Kadri's journey and practice as an architect in the five decades following India's independence account for a different history of architecture In India than the one otherwise available. His journey is also the journey of Bombay/Mumbai as the emerging commercial capital of India - a city whose tryst with architecture is very different from that of Delhi or Ahmedabad, the other two sites of important Modern architecture in India. Kadri's career charts not only an important journey in India's history, but he is also someone who contributed to the discourses on Modern and Traditional architecture in India, working within the forces of real estate and commerce, and with state, private and corporate clients. His works help us open the debates on what is the role of architecture, its ideas of beauty and strength, its existence within the world of politics and economics.
Although Kadri has been a stalwart in the field of architecture in his own right, not often has his deep involvement with architectural thought in India been recognized, or for that matter, recorded and analyzed.

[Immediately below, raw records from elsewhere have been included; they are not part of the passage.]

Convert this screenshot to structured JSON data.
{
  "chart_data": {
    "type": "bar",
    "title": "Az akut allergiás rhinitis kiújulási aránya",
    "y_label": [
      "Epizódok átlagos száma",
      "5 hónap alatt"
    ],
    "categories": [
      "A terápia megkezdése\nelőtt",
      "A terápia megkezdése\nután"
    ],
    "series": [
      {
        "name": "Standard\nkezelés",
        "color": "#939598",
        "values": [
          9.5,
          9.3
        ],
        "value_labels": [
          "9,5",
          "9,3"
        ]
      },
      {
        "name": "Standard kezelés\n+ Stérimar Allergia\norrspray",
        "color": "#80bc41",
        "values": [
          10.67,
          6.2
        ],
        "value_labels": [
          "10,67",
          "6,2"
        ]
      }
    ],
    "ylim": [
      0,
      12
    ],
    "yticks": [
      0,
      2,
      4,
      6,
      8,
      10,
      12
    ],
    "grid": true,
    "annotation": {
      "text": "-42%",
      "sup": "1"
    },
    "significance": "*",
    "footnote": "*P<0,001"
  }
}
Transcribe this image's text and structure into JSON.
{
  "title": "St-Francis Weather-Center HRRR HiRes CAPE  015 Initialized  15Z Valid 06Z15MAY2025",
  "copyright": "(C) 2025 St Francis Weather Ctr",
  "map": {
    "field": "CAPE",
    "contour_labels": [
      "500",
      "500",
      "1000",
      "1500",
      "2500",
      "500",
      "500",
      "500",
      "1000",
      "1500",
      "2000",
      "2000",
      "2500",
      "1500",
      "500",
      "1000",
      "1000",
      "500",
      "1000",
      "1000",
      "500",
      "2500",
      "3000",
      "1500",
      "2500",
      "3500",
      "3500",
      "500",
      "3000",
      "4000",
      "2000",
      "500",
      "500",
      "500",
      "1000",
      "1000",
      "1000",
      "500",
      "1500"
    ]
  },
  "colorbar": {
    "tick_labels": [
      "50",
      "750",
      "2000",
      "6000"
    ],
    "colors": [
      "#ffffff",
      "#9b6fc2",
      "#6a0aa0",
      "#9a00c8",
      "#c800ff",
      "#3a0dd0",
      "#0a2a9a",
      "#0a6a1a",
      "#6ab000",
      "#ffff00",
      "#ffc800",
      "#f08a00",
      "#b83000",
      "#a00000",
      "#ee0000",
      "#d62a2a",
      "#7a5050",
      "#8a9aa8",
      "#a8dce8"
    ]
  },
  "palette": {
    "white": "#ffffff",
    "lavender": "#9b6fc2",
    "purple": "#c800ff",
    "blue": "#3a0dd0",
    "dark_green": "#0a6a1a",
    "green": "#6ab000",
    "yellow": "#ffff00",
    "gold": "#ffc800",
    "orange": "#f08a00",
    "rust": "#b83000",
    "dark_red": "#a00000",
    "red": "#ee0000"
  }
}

A substantially different critical perspective and appreciation seems possible today. Looking back to the concerns of mainstream architectural thinking and debate when those buildings were conceived in the 1960s and 70s, one can see now that Kadri's design for the Nehru Centre, for instance, was a strikingly original concept for its time, and not only in India. In this mixed-use commercial-cum-convention centre a cylindrical office tower that crowns the complex with its boldly expressed diagonal lattice structure, pierces through a sloping podium which is literally pried-up from the ground plane like a chunk of sod, landscaping and all. This anticipated much better-known schemes designed years later in other parts of the globe, most notably perhaps the radical topographic propositions of the late 1990s by avant-garde Dutch firms such as OMA, MVRDV and Mecanoo, who were intent on re-booting the potential of modern architectural form and technology to drive the programmatic innovation and evolution of contemporary urban life.
In his own distinctive yet relatively un-self-conscious way, Kadri's architecture has consistently explored the interface between the evolving culture and possible forms. of contemporary urban life in India, and that of his adopted city in particular - the former Bombay that has become Mumbai over the course of his career.